Molti ricorderanno, insomma, le difese e gli attacchi della menzionata impostazione di politica legislativa, così come ricorderanno la persistenza delle contrapposizioni politiche sul punto.

Tutto ciò, comunque, è mero inquadramento. Qui interesse richiamare l’attenzione, specificamente, sul rapporto tra formulazione normativa e interpretazione.

Sul fronte normativo, la formulazione evidenzia una sua chiarezza asserendo, in particolare, che le lesioni di lieve entità, che non siano suscettibili di accertamento clinico strumentale obiettivo, non potranno dar luogo a risarcimento per danno biologico permanente. Sul fronte giurisprudenziale, invece,  la Corte di cassazione interpreta che “Il rigore che il legislatore ha dimostrato di esigere – che, peraltro, deve caratterizzare ogni tipo di accertamento in tale materia – non può essere inteso,  come pure alcuni hanno sostenuto, nel senso che la prova della lesione debba essere fornita esclusivamente con l’accertamento clinico strumentale; come già ha avvertito la sentenza n. 18773 del 2016, è sempre e soltanto l’accertamento medico legale svolto in conformità alle leges artis a stabilire se la lesione sussista e quale percentuale sia ad essa ricollegabile”.

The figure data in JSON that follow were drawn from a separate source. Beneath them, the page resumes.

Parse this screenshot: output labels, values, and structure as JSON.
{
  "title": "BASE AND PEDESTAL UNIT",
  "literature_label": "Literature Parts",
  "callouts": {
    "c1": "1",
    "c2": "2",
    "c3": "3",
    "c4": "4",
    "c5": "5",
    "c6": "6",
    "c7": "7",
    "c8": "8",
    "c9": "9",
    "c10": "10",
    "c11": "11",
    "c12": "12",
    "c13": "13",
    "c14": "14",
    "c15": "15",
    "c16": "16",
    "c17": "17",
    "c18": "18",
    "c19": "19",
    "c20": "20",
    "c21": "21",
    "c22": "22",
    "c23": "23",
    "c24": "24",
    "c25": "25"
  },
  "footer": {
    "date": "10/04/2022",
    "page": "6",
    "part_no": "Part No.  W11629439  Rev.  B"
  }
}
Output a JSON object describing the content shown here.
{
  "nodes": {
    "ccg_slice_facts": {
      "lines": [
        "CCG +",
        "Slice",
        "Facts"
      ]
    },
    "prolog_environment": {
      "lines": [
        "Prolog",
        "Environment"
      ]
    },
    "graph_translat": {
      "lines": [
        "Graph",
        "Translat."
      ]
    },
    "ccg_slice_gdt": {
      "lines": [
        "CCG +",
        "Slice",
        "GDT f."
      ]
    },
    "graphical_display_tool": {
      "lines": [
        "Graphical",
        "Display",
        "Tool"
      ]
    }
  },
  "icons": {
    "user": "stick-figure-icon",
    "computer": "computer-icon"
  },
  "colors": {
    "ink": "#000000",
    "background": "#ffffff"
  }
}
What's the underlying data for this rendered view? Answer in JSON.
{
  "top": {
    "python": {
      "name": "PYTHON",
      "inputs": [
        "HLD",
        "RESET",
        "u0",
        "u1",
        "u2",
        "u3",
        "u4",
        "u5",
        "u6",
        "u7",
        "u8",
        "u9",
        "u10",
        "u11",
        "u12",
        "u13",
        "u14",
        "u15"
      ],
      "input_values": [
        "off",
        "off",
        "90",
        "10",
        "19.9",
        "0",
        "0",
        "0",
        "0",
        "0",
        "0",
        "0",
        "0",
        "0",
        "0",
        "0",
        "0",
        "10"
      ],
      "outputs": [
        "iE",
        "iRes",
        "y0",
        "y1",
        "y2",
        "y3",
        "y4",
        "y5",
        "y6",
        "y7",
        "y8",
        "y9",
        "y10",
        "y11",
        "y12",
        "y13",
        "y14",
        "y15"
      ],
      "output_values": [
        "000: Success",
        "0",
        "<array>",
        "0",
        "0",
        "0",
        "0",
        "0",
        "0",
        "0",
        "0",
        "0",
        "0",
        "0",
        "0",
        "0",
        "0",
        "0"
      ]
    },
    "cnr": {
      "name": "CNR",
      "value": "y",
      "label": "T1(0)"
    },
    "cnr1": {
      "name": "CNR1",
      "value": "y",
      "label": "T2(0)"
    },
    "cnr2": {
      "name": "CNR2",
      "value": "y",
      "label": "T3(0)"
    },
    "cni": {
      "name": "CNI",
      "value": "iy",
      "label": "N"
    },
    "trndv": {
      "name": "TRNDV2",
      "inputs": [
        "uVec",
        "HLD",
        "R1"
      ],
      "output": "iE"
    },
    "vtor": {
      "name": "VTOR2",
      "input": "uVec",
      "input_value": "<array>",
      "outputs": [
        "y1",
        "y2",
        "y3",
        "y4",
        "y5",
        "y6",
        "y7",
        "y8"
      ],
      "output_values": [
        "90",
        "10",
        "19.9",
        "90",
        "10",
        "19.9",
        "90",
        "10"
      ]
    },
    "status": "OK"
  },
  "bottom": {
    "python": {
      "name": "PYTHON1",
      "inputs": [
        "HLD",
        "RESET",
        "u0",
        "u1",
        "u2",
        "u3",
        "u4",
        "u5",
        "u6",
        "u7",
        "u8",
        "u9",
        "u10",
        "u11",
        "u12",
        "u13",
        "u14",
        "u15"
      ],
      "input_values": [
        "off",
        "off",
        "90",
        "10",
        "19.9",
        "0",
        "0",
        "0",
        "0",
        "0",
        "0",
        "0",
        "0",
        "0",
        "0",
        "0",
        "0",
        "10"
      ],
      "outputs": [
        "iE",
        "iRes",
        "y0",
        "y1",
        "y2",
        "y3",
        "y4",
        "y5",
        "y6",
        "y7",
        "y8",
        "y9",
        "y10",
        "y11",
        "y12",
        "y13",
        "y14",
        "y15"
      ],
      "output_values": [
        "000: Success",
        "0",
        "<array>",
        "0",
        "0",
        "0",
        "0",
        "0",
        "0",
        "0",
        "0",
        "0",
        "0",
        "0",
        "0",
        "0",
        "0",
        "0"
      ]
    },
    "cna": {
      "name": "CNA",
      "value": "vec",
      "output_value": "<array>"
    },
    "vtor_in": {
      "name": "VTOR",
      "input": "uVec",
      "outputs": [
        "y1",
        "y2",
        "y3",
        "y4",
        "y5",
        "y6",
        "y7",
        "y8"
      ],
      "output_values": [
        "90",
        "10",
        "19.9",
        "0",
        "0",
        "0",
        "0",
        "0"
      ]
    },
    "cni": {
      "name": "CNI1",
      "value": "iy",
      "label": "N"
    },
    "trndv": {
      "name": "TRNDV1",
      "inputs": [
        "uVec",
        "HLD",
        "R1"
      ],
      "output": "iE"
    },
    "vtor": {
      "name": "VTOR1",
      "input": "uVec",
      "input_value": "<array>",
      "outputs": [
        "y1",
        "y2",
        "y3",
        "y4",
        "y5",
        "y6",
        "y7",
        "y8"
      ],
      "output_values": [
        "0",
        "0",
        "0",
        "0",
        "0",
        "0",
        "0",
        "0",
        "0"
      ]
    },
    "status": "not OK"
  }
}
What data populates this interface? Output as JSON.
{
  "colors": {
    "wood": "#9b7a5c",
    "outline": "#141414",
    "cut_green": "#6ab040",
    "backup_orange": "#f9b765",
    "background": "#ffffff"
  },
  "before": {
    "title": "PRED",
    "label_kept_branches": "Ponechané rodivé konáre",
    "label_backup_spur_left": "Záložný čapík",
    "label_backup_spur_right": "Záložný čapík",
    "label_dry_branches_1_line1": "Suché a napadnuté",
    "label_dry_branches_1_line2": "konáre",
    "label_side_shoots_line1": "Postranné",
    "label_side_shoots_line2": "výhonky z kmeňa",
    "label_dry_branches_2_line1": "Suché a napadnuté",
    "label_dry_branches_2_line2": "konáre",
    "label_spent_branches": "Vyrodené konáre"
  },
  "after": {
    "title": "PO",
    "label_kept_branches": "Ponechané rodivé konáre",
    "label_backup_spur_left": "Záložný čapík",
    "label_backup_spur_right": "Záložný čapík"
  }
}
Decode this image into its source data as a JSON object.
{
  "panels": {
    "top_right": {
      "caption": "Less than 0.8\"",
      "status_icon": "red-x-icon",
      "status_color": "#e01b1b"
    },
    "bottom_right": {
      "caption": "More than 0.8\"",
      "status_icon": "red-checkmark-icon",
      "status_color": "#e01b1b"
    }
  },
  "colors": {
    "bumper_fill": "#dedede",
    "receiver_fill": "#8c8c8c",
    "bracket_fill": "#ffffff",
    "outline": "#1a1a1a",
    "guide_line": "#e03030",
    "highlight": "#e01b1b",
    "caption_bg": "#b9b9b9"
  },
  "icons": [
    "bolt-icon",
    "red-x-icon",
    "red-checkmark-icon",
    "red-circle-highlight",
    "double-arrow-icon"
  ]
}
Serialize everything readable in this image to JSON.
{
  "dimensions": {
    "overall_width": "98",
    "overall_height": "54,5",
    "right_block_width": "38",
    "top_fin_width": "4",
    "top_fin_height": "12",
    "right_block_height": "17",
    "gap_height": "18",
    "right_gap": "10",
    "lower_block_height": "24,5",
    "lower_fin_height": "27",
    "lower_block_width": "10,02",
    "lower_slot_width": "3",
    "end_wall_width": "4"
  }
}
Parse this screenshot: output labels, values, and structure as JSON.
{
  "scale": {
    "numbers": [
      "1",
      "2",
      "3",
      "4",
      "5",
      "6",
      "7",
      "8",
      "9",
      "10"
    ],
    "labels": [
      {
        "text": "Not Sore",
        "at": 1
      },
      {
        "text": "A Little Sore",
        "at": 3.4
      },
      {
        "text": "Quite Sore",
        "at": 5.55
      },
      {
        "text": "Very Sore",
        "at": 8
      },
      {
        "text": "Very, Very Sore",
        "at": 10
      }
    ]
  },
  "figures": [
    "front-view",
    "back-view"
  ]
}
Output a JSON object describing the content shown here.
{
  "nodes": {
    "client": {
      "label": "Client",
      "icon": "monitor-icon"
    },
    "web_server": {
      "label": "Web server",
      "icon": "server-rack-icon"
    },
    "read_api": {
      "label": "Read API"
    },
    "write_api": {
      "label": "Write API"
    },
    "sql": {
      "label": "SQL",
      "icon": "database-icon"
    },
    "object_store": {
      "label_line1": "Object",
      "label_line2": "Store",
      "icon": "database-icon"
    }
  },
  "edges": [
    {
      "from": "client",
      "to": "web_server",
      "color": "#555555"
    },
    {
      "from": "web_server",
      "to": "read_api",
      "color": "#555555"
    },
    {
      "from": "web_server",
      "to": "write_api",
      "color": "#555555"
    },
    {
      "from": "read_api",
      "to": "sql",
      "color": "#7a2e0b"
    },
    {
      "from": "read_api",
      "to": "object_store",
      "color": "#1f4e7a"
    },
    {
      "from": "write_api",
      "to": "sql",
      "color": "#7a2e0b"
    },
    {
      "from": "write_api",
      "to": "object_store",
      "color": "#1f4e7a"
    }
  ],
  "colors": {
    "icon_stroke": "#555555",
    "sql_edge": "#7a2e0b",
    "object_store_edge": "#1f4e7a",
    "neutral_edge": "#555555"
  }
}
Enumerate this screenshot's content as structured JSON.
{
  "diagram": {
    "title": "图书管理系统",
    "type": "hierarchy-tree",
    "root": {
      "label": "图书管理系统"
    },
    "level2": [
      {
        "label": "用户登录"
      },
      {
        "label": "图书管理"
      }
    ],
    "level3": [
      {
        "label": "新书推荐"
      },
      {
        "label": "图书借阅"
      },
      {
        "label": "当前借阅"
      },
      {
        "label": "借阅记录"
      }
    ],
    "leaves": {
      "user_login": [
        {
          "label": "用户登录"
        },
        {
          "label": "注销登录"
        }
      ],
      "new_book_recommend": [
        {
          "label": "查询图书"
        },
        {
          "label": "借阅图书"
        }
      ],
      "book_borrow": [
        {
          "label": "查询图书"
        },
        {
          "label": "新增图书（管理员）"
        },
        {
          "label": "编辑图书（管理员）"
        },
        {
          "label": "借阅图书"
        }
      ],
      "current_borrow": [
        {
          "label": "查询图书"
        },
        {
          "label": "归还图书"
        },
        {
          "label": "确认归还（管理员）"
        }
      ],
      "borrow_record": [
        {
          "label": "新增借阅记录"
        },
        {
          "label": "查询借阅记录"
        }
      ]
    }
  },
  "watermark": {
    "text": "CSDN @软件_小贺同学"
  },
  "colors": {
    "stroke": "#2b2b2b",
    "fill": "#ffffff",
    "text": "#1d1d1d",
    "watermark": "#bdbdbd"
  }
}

In definitiva: a fronte di un atteggiamento legislativo orientato (seppure in casi specifici) a limitare autoritativamente la sfera di autonomia della valutazione tecnica del medico (nel caso, sostanzialmente, il medico legale), la Corte di Cassazione evidenzia un indirizzo orientato a una interpretazione di resistenza e di contenimento: il messaggio giurisprudenziale è andato nel senso che la sfera del diritto abbia rispetto per quanto attenga specificamente alla sfera dell’ars.

Il rapporto tra regole giuridiche e regole delle artes (le artes in generale, quindi non soltanto l’ars medica) è un rapporto perenne e delicato: questo è un periodo storico in cui le regolamentazioni normative si orientano a “porre ordine” (oppure a “invadere”, a seconda dei punti di vista) molti campi in cui i saperi esperti tendono a rivendicare, da sempre, sfere di autonomia.  Che si tratti di un tema “caldo” appare all’evidenza da segni anche odierni tra cui, per esempio, la recente disciplina circa le Società scientifiche e l’elaborazione delle linee guida. La tematica è di vasto e fecondo interesse, cosicché non mancheremo di seguirla e riproporla con l’attenzione che merita.